My trip back to America was wonderful. So wonderful, in fact, that I wasn’t too excited to get on that plane to come back, but I am looking forward to starting my new jobs. I found that America wasn’t as full of culture shocks as everyone and I expected, but small things that I had forgotten about, that really thrilled me or kind of annoyed me. I think the material things I miss most are the notion of customer service, the fact that there are relatively clean bathrooms everywhere, and free potable water everywhere.
I’ve spent the past two days settling into our new house here and trying to unpack everything and clean out the rat poop and dead bugs from everywhere.

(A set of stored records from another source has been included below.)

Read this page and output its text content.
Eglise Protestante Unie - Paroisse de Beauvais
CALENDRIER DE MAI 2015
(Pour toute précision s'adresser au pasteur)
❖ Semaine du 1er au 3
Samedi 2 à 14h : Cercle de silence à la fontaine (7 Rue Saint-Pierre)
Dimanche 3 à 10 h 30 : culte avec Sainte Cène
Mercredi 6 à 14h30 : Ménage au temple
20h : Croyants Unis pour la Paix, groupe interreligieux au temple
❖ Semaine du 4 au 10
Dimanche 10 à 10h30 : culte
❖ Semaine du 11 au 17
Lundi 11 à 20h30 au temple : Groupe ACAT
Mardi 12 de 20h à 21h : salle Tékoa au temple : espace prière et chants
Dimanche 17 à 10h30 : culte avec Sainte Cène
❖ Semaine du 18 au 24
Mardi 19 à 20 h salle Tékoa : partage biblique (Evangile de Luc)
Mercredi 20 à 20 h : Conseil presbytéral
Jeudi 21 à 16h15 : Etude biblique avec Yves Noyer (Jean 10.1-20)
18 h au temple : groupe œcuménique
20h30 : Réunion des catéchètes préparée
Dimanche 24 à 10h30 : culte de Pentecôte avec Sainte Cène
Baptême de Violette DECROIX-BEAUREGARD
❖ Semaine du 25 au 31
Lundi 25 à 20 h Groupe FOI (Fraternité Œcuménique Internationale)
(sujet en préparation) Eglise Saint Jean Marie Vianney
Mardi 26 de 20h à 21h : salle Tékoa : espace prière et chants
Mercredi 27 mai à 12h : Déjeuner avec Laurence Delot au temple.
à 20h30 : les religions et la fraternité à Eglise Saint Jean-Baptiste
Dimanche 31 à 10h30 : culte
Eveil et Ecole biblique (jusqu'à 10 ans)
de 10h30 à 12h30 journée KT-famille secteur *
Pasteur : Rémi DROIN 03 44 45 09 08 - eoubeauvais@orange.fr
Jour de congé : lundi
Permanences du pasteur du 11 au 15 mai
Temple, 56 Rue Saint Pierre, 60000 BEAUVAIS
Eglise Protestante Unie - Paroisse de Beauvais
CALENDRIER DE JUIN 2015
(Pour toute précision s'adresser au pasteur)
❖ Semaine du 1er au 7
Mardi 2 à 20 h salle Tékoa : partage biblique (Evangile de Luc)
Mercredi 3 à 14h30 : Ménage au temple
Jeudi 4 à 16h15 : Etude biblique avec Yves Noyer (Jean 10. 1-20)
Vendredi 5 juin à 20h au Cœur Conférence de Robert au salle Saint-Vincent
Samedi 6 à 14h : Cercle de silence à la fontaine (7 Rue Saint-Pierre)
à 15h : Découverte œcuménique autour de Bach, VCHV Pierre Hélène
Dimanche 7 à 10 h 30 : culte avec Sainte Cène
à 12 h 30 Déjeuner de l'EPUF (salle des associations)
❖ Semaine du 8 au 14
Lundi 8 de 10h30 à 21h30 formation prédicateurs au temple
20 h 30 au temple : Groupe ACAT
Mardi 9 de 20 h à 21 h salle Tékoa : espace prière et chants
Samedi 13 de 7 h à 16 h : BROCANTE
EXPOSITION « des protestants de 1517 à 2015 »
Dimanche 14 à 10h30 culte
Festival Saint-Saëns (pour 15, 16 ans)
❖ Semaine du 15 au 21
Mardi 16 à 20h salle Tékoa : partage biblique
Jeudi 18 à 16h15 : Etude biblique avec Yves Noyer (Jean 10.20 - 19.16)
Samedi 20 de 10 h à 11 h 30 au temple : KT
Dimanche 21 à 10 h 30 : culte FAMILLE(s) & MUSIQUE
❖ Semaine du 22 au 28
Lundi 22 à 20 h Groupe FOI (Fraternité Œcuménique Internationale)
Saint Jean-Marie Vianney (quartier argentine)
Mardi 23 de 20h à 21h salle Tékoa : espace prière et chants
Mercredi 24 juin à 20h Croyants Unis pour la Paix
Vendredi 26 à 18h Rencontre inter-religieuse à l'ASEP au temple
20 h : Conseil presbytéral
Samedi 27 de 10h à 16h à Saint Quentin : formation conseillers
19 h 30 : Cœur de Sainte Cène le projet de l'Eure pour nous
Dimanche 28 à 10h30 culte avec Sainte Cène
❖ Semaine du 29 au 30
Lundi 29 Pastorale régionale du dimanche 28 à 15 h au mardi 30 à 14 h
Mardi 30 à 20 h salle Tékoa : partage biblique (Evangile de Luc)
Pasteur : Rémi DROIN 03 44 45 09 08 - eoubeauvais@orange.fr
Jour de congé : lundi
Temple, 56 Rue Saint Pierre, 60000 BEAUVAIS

This is a really nice house with separate rooms, as opposed to my one room that past two years which served as a bedroom, kitchen, and living room all in one. The one thing I miss most about running water is being able to wash my hands easily and whenever I want to.
I was only in Maputo to sleep since my plane landed at night, so I haven’t seen anyone since being back. It’s a strange feeling though, the same places, the same people, the same smells—but now somehow everything is different. The memorial service for Alden and Lena will be on Sunday in Maputo.